Salisbury butchers worried at illegal meat trade

The Herald, July 25, 1979

A REPORT in yesterday’s Herald about the seizure at a Salisbury butchery on Monday by Government meat inspectors of seven uninspected hindquarters of beef has created widespread concern among the public and meat industry. 

The seizure has led to an immediate warning from the Chief Government Meat grader in Salisbury, Mr Tom Buxton, and a veterinary specialist of the danger of such meat being a potential carrier of disease. 

Yesterday, Mr Buxton reiterated his warning to the public that people should only buy meat that has the official roller mark on it which proves it has been graded and passed for consumption. 

Mr Buxton also gave a breakdown of the law concerning the areas in which it is compulsory to have meat inspected and graded, before it can be sold to public.  

In Salisbury, it is the area in a 20 km radius of the central Post Office. In Bulawayo, Marandellas, and Que Que, it is the areas within a 16km radius of the main post offices. 

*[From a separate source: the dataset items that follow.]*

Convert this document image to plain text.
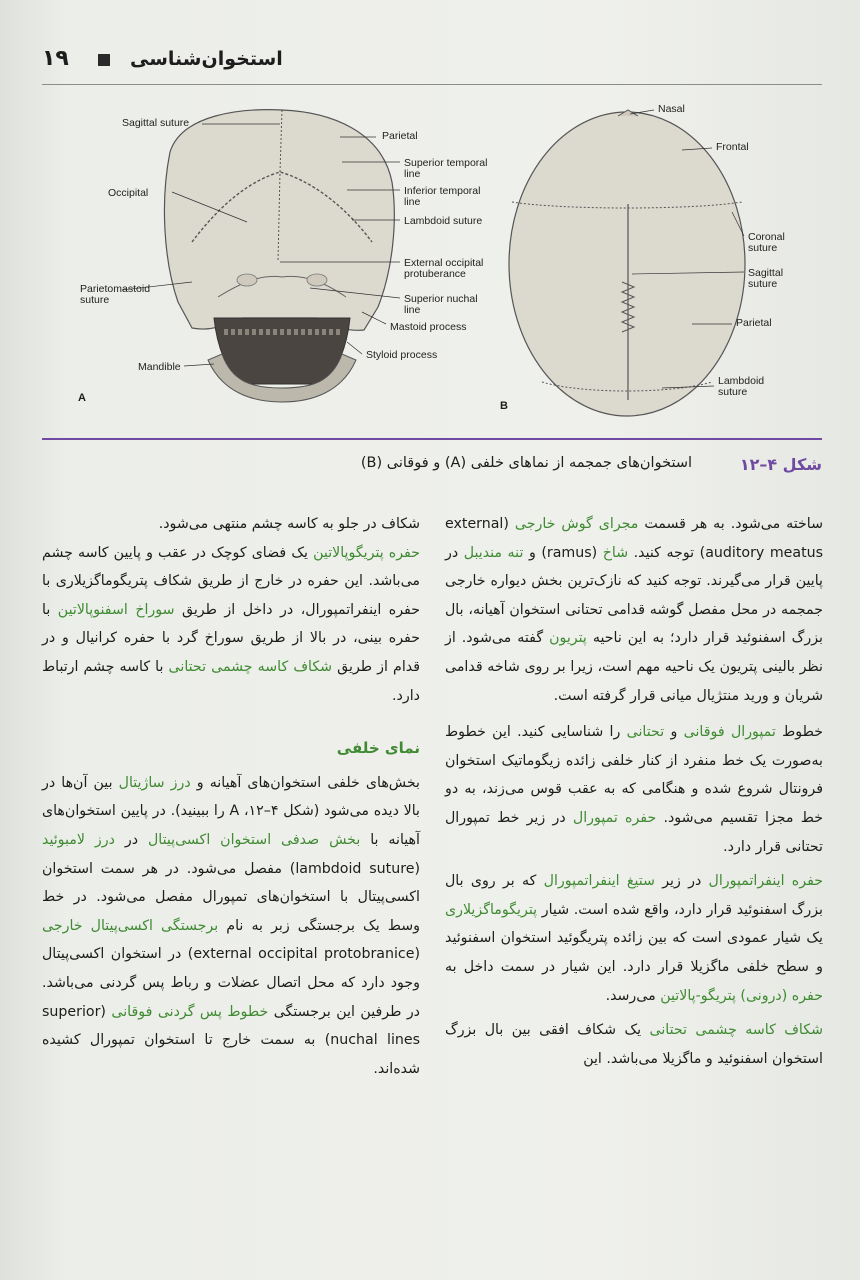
۱۹	استخوان‌شناسی
Sagittal suture
Parietal
Superior temporal line
Inferior temporal line
Occipital
Lambdoid suture
External occipital protuberance
Parietomastoid suture	Superior nuchal line
Mastoid process
Styloid process
Mandible
A
Nasal
Frontal
Coronal suture
Sagittal suture
Parietal
Lambdoid suture
B
شکل ۴–۱۲
استخوان‌های جمجمه از نماهای خلفی (A) و فوقانی (B)

ساخته می‌شود. به هر قسمت مجرای گوش خارجی (external auditory meatus) توجه کنید. شاخ (ramus) و تنه مندیبل در پایین قرار می‌گیرند. توجه کنید که نازک‌ترین بخش دیواره خارجی جمجمه در محل مفصل گوشه قدامی تحتانی استخوان آهیانه، بال بزرگ اسفنوئید قرار دارد؛ به این ناحیه پتریون گفته می‌شود. از نظر بالینی پتریون یک ناحیه مهم است، زیرا بر روی شاخه قدامی شریان و ورید منتژیال میانی قرار گرفته است.

خطوط تمپورال فوقانی و تحتانی را شناسایی کنید. این خطوط به‌صورت یک خط منفرد از کنار خلفی زائده زیگوماتیک استخوان فرونتال شروع شده و هنگامی که به عقب قوس می‌زند، به دو خط مجزا تقسیم می‌شود. حفره تمپورال در زیر خط تمپورال تحتانی قرار دارد.

حفره اینفراتمپورال در زیر ستیغ اینفراتمپورال که بر روی بال بزرگ اسفنوئید قرار دارد، واقع شده است. شیار پتریگوماگزیلاری یک شیار عمودی است که بین زائده پتریگوئید استخوان اسفنوئید و سطح خلفی ماگزیلا قرار دارد. این شیار در سمت داخل به حفره (درونی) پتریگو-پالاتین می‌رسد.

شکاف کاسه چشمی تحتانی یک شکاف افقی بین بال بزرگ استخوان اسفنوئید و ماگزیلا می‌باشد. این

شکاف در جلو به کاسه چشم منتهی می‌شود.

حفره پتریگوپالاتین یک فضای کوچک در عقب و پایین کاسه چشم می‌باشد. این حفره در خارج از طریق شکاف پتریگوماگزیلاری با حفره اینفراتمپورال، در داخل از طریق سوراخ اسفنوپالاتین با حفره بینی، در بالا از طریق سوراخ گرد با حفره کرانیال و در قدام از طریق شکاف کاسه چشمی تحتانی با کاسه چشم ارتباط دارد.

نمای خلفی

بخش‌های خلفی استخوان‌های آهیانه و درز ساژیتال بین آن‌ها در بالا دیده می‌شود (شکل ۴–۱۲، A را ببینید). در پایین استخوان‌های آهیانه با بخش صدفی استخوان اکسی‌پیتال در درز لامبوئید (lambdoid suture) مفصل می‌شود. در هر سمت استخوان اکسی‌پیتال با استخوان‌های تمپورال مفصل می‌شود. در خط وسط یک برجستگی زبر به نام برجستگی اکسی‌پیتال خارجی (external occipital protobranice) در استخوان اکسی‌پیتال وجود دارد که محل اتصال عضلات و رباط پس گردنی می‌باشد. در طرفین این برجستگی خطوط پس گردنی فوقانی (superior nuchal lines) به سمت خارج تا استخوان تمپورال کشیده شده‌اند.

In Gwelo the prescribed area is within a radius of 13km of the Post Office. In Fort Victoria, Gatooma, and Umtali it is within a 12 km radius.

The chairman of the Master Butchers’ Association, Mr W.H. Lashbrook, said in Salisbury his association was extremely concerned about the report of the seizure of unprocessed beef. 

A closed meeting of the association was held last night to discuss the issue, but Mr Lashbrook declined to comment on what was said, “until all member sectors throughout the country have been briefed”. 

Our Bulawayo correspondent reports:  “There was probably some illegal slaughtering of goats and other small stock in the Bulawayo townships, but none of this meat was sold in licensed butcheries”, said Dr E. F. Watson, Bulawayo’s medical officer of health. 

LESSONS FOR TODAY 

 People should be diligent when it comes to their food. They should ensure that the food that they are buying or consuming has been certified fit for consumption. 

 Uninspected food, especially meat can be cheap, but harmful if consumed. In some instances, some of the meat that is uninspected will either have been stolen or obtained from sickly animals. 

 Selling uninspected meat can be very costly because it can lead to the forfeiture of the meat and at time cancellation of the butcher’s licence. 

 Health inspectors should periodically carry out spot checks to ensure that butcheries are selling certified meat.